Les sortants de l’ENAJM sont d’un niveau appréciable mais un cadre de l’État peut bénéficier d’une bonne formation, avoir, comme on dit une tête bien pleine, mais une fois sur le terrain, opter pour un comportement déviant, entretenir de mauvais rapports avec les administrés ou même ses collègues.
C’est ce que le Président dénonce et condamne même, parce qu’il ambitionne de doter son pays d’une administration dévouée, proche et au service du citoyen. C’est un gros challenge, nous devons accompagner cet élan. J’ose ici affirmer que l’ENAJM jouera pleinement sa partition pour ce combat, aussi bien au niveau de la formation qu’au niveau de l’ancrage du civisme et des bonnes manières…Il y va de la réussite et du développement de notre pays que le président Ghazwani est en train de tirer vers l’émergence.
- Voudriez-vous justement nous rappeler la mission dévolue à l’ENAJM ?
- L’ENAJM a pour principale mission de former et de renforcer les capacités des fonctionnaires et agents de l’administration sur le plan académique et sur le plan professionnel surtout. Une fois sortis de l’école, ils doivent être directement opérationnels. Les sortants de l’école sont d’un haut niveau, ils disposent de compétences techniques et technologiques. L’élève doit posséder au moins le niveau B1 pour les langues dans les différentes filières (anglais, arabe, espagnol, français, pulaar, soninké, wolof…)
Pour la formation continue (renforcement des capacités) des fonctionnaires et agents de l’État, nous avons lancé, en 2021, un programme de grande envergure, une première dans l’histoire de l’école :dix-huit sessions de formation d’une durée d’un mois chacune, en assistance administrative, rédaction administrative, langues (anglais, arabe, français), passations de marché, inspection, contrôle et archivage, au profit de mille huit cents fonctionnaires et agents de l’État dont 63,24 % d’hommes et 36,76 % de femmes. Je signale que l’école n’avait pas connu, depuis 1996, un si grand nombre de sortants répartis en dix-neuf sections.

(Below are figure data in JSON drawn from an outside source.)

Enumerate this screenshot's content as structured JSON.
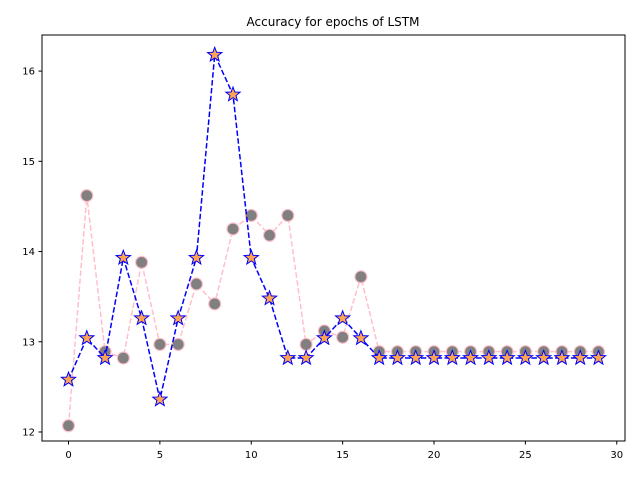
{
  "chart_data": {
    "type": "line",
    "title": "Accuracy for epochs of LSTM",
    "xlabel": "",
    "ylabel": "",
    "xlim": [
      -1.45,
      30.45
    ],
    "ylim": [
      11.9,
      16.4
    ],
    "xticks": [
      0,
      5,
      10,
      15,
      20,
      25,
      30
    ],
    "yticks": [
      12,
      13,
      14,
      15,
      16
    ],
    "grid": false,
    "x": [
      0,
      1,
      2,
      3,
      4,
      5,
      6,
      7,
      8,
      9,
      10,
      11,
      12,
      13,
      14,
      15,
      16,
      17,
      18,
      19,
      20,
      21,
      22,
      23,
      24,
      25,
      26,
      27,
      28,
      29
    ],
    "series": [
      {
        "line_color": "#ffc0cb",
        "marker": "circle",
        "marker_fill": "#808080",
        "marker_edge": "#ffc0cb",
        "values": [
          12.07,
          14.62,
          12.89,
          12.82,
          13.88,
          12.97,
          12.97,
          13.64,
          13.42,
          14.25,
          14.4,
          14.18,
          14.4,
          12.97,
          13.12,
          13.05,
          13.72,
          12.89,
          12.89,
          12.89,
          12.89,
          12.89,
          12.89,
          12.89,
          12.89,
          12.89,
          12.89,
          12.89,
          12.89,
          12.89
        ]
      },
      {
        "line_color": "#0000ff",
        "marker": "star",
        "marker_fill": "#ffa54f",
        "marker_edge": "#0000ff",
        "values": [
          12.58,
          13.04,
          12.82,
          13.93,
          13.26,
          12.36,
          13.26,
          13.93,
          16.18,
          15.74,
          13.93,
          13.48,
          12.82,
          12.82,
          13.04,
          13.26,
          13.04,
          12.82,
          12.82,
          12.82,
          12.82,
          12.82,
          12.82,
          12.82,
          12.82,
          12.82,
          12.82,
          12.82,
          12.82,
          12.82
        ]
      }
    ]
  }
}
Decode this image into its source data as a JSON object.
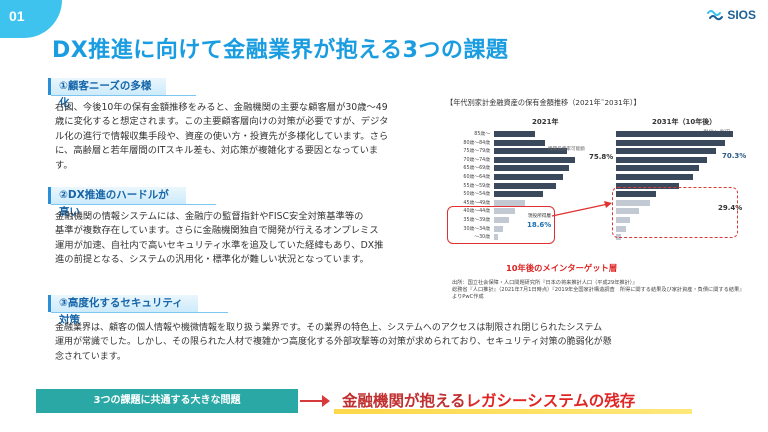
{
  "slide_number": "01",
  "title": "DX推進に向けて金融業界が抱える3つの課題",
  "logo_text": "SIOS",
  "sections": [
    {
      "heading": "①顧客ニーズの多様化",
      "lines": [
        "右図、今後10年の保有金額推移をみると、金融機関の主要な顧客層が30歳〜49",
        "歳に変化すると想定されます。この主要顧客層向けの対策が必要ですが、デジタ",
        "ル化の進行で情報収集手段や、資産の使い方・投資先が多様化しています。さら",
        "に、高齢層と若年層間のITスキル差も、対応策が複雑化する要因となっていま",
        "す。"
      ]
    },
    {
      "heading": "②DX推進のハードルが高い",
      "lines": [
        "金融機関の情報システムには、金融庁の監督指針やFISC安全対策基準等の",
        "基準が複数存在しています。さらに金融機関独自で開発が行えるオンプレミス",
        "運用が加速、自社内で高いセキュリティ水準を追及していた経緯もあり、DX推",
        "進の前提となる、システムの汎用化・標準化が難しい状況となっています。"
      ]
    },
    {
      "heading": "③高度化するセキュリティ対策",
      "lines": [
        "金融業界は、顧客の個人情報や機微情報を取り扱う業界です。その業界の特色上、システムへのアクセスは制限され閉じられたシステム",
        "運用が常識でした。しかし、その限られた人材で複雑かつ高度化する外部攻撃等の対策が求められており、セキュリティ対策の脆弱化が懸",
        "念されています。"
      ]
    }
  ],
  "chart": {
    "caption": "【年代別家計金融資産の保有金額推移（2021年˜2031年）】",
    "panel_left_title": "2021年",
    "panel_right_title": "2031年（10年後）",
    "unit": "単位：兆円",
    "age_groups": [
      "85歳〜",
      "80歳〜84歳",
      "75歳〜79歳",
      "70歳〜74歳",
      "65歳〜69歳",
      "60歳〜64歳",
      "55歳〜59歳",
      "50歳〜54歳",
      "45歳〜49歳",
      "40歳〜44歳",
      "35歳〜39歳",
      "30歳〜34歳",
      "〜30歳"
    ],
    "left_note": "高齢者保有資産",
    "left_note2": "機関投資家可能額",
    "left_pct_top": "75.8%",
    "left_note_mid": "現役所得層",
    "left_pct_mid": "18.6%",
    "right_pct_top": "70.3%",
    "right_pct_mid": "29.4%",
    "target_label": "10年後のメインターゲット層"
  },
  "chart_data": [
    {
      "type": "bar",
      "title": "2021年",
      "categories": [
        "85歳〜",
        "80歳〜84歳",
        "75歳〜79歳",
        "70歳〜74歳",
        "65歳〜69歳",
        "60歳〜64歳",
        "55歳〜59歳",
        "50歳〜54歳",
        "45歳〜49歳",
        "40歳〜44歳",
        "35歳〜39歳",
        "30歳〜34歳",
        "〜30歳"
      ],
      "values": [
        95,
        120,
        170,
        190,
        175,
        160,
        145,
        115,
        72,
        50,
        35,
        22,
        10
      ]
    },
    {
      "type": "bar",
      "title": "2031年（10年後）",
      "categories": [
        "85歳〜",
        "80歳〜84歳",
        "75歳〜79歳",
        "70歳〜74歳",
        "65歳〜69歳",
        "60歳〜64歳",
        "55歳〜59歳",
        "50歳〜54歳",
        "45歳〜49歳",
        "40歳〜44歳",
        "35歳〜39歳",
        "30歳〜34歳",
        "〜30歳"
      ],
      "values": [
        205,
        190,
        175,
        160,
        145,
        135,
        110,
        70,
        60,
        40,
        25,
        18,
        8
      ]
    }
  ],
  "source_lines": [
    "出所：国立社会保障・人口問題研究所『日本の将来推計人口（平成29年推計）』",
    "総務省『人口推計』（2021年7月1日時点）『2019年全国家計構造調査　所得に関する結果及び家計資産・負債に関する結果』",
    "よりPwC作成"
  ],
  "banner_text": "3つの課題に共通する大きな問題",
  "conclusion_plain": "金融機関が抱える",
  "conclusion_strong": "レガシーシステムの残存",
  "colors": {
    "accent_blue": "#1a9de0",
    "teal": "#2aa8a6",
    "bar_dark": "#3a4a5c",
    "bar_light": "#c3c9d3",
    "red": "#e02525"
  }
}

Ce programme sera poursuivi et renforcé en 2022.On y ajoutera d’autres modules et introduirons au moins une session en langues nationales, pulaar, soninké et wolof. C’est la volonté du président de la République qui non seulement améliore les prestations de notre administration mais également vise à renforcer l’unité nationale et la cohésion sociale, un autre de ses chantiers essentiels.
Cet enseignement des langues nationales pulaar, soninké et wolof abat les barrières entre les administrateurs et les citoyens ne parlant pas la même langue maternelle, fonde la confiance et respecte l’intimité des interlocuteurs, c’est extrêmement important.
Toujours dans le cadre de la formation des cadres et agents de l’État, nous allons élaborer un module sur l’accueil et relations publiques pour aider les départements ministériels et autres établissements publics.
L’objectif de cette formation mise en place dans les années 90, sans suites, est de permettre à nos sortants bien formés en ce domaine d’accueillir et orienter les citoyens sollicitant leurs services. Je tiens à signaler que ce module est très important dans le contexte que nous vivons ; il répond aux exigences d’une administration réellement au service des citoyens, tel que l’exige le président de la République.
Vous avez constaté, depuis son discours, que certains départements ministériels et établissements publics ont commencé à installer des services en ce sens et des numéros verts permettant aux citoyens d’entrer directement en contact avec eux pour examiner et éventuellement satisfaire leurs doléances. Ces initiatives pourraient désengorger les administrations et, partant, apporter plus de rapidité dans le traitement des dossiers. Nous allons accompagner ce coup d’accélérateur en formant le personnel approprié.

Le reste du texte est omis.